Bill Powell died recently at home in the house that he built and thatched with his own hands deep in the country that he loved. With him were his wife Pat and his family who had cared lovingly for him throughout a long illness, which he bore with great courage and determination.
He was born in Cairo in 1925 to a father, Ashley, who became an eminent Silk; his mother was Dorothy Townsend. Notwithstanding his own very successful choice of medicine as a career, he inherited great legal perspicacity and was the despair of many a cross-examining counsel. He grew up on a farm on the outskirts of Dublin with a love of country life, which he never lost despite a long career in city practice. After school in St Columba's, he qualified in medicine at Trinity College Dublin. While in university his athletic talents were to the fore as a very formidable miler. Up to the time he became ill, going anywhere with Bill on foot was likely to be exhausting! He worked initially in Dr Steeven's Hospital and then Wexford General where he met Pat, his greatly loved wife. After further medical and surgical training in England, he returned to Cork in the 1950s to join his uncle Dr Marshall Cummins in practice. He was also appointed to a post in the Victoria Hospital in Cork.
In those more relaxed days, a doctor with the talent and inclination could tackle most things and Bill displayed an extraordinary knowledge and capability coupled with judgement and intuition. As his partner in later years, I met many patients who had presented their acute abdomens in the surgery and were promptly admitted to the Victoria for appendicectomy. Similarly, bones were set, gall bladders removed, babies delivered normally or by section and once even a subdural haematoma evacuated.

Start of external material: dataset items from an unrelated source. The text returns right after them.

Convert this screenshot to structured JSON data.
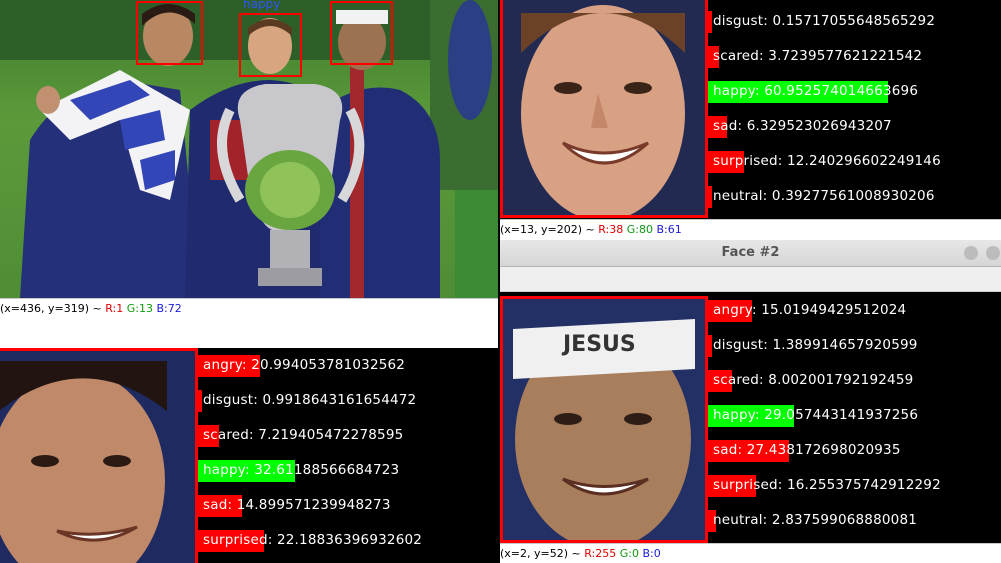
{
  "main_window": {
    "status": {
      "coords": "(x=436, y=319) ~ ",
      "r": "R:1",
      "g": "G:13",
      "b": "B:72"
    },
    "photo_label": "happy"
  },
  "face1_window": {
    "status": {
      "coords": "(x=13, y=202) ~ ",
      "r": "R:38",
      "g": "G:80",
      "b": "B:61"
    },
    "emotions": [
      {
        "label": "disgust: 0.15717055648565292",
        "value": 0.157
      },
      {
        "label": "scared: 3.7239577621221542",
        "value": 3.72
      },
      {
        "label": "happy: 60.952574014663696",
        "value": 60.95
      },
      {
        "label": "sad: 6.329523026943207",
        "value": 6.33
      },
      {
        "label": "surprised: 12.240296602249146",
        "value": 12.24
      },
      {
        "label": "neutral: 0.39277561008930206",
        "value": 0.39
      }
    ]
  },
  "face0_window": {
    "emotions": [
      {
        "label": "angry: 20.994053781032562",
        "value": 20.99
      },
      {
        "label": "disgust: 0.9918643161654472",
        "value": 0.99
      },
      {
        "label": "scared: 7.219405472278595",
        "value": 7.22
      },
      {
        "label": "happy: 32.61188566684723",
        "value": 32.61
      },
      {
        "label": "sad: 14.899571239948273",
        "value": 14.9
      },
      {
        "label": "surprised: 22.18836396932602",
        "value": 22.19
      }
    ]
  },
  "face2_window": {
    "title": "Face #2",
    "status": {
      "coords": "(x=2, y=52) ~ ",
      "r": "R:255",
      "g": "G:0",
      "b": "B:0"
    },
    "emotions": [
      {
        "label": "angry: 15.01949429512024",
        "value": 15.02
      },
      {
        "label": "disgust: 1.389914657920599",
        "value": 1.39
      },
      {
        "label": "scared: 8.002001792192459",
        "value": 8.0
      },
      {
        "label": "happy: 29.057443141937256",
        "value": 29.06
      },
      {
        "label": "sad: 27.438172698020935",
        "value": 27.44
      },
      {
        "label": "surprised: 16.255375742912292",
        "value": 16.26
      },
      {
        "label": "neutral: 2.837599068880081",
        "value": 2.84
      }
    ]
  },
  "colors": {
    "bar_default": "#ff0000",
    "bar_max": "#00ff00",
    "face_box": "#ff0000",
    "status_r": "#e00000",
    "status_g": "#119911",
    "status_b": "#1a1ad6"
  }
}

He was for many years honorary medical officer to St Luke's Home and was held in high esteem by the residents there for the respect and gentleness of his treatment of them. He delivered total care. More than all this was the quality of his commitment to his patients who recognised that he genuinely cared for them and hailed him as "one of our own" - which in terms of background he patently was not.
There was far more to Bill than medicine. He will have been known to many for his love of horses and devotion to hunting and the sport of eventing to which he made a huge contribution. He hosted many cross-country events on his own small farm at Ballybrownie, designing courses with great care which were widely regarded by competitors as challenging to say the least. He loved nature and had an encyclopaedic knowledge of Irish flora and fauna: any birdsong would be instantly recognised and the natural history of the songster would follow. He was a cultured man with a great love of art who was talented himself with pen and brush. He had a love of the Irish language and worked hard to perfect his knowledge of it later in his life. He had marvellous talent in his hands as was revealed in the beautiful little house which he designed and largely built himself.
Most of all he was a man from whom decency and genuine goodness shone: he was unshakeably honest and forthright when needed in a quiet and dignified way. In nearly 20 years of partnership, this writer never exchanged a cross word with him. He was a great friend who will be very sadly missed.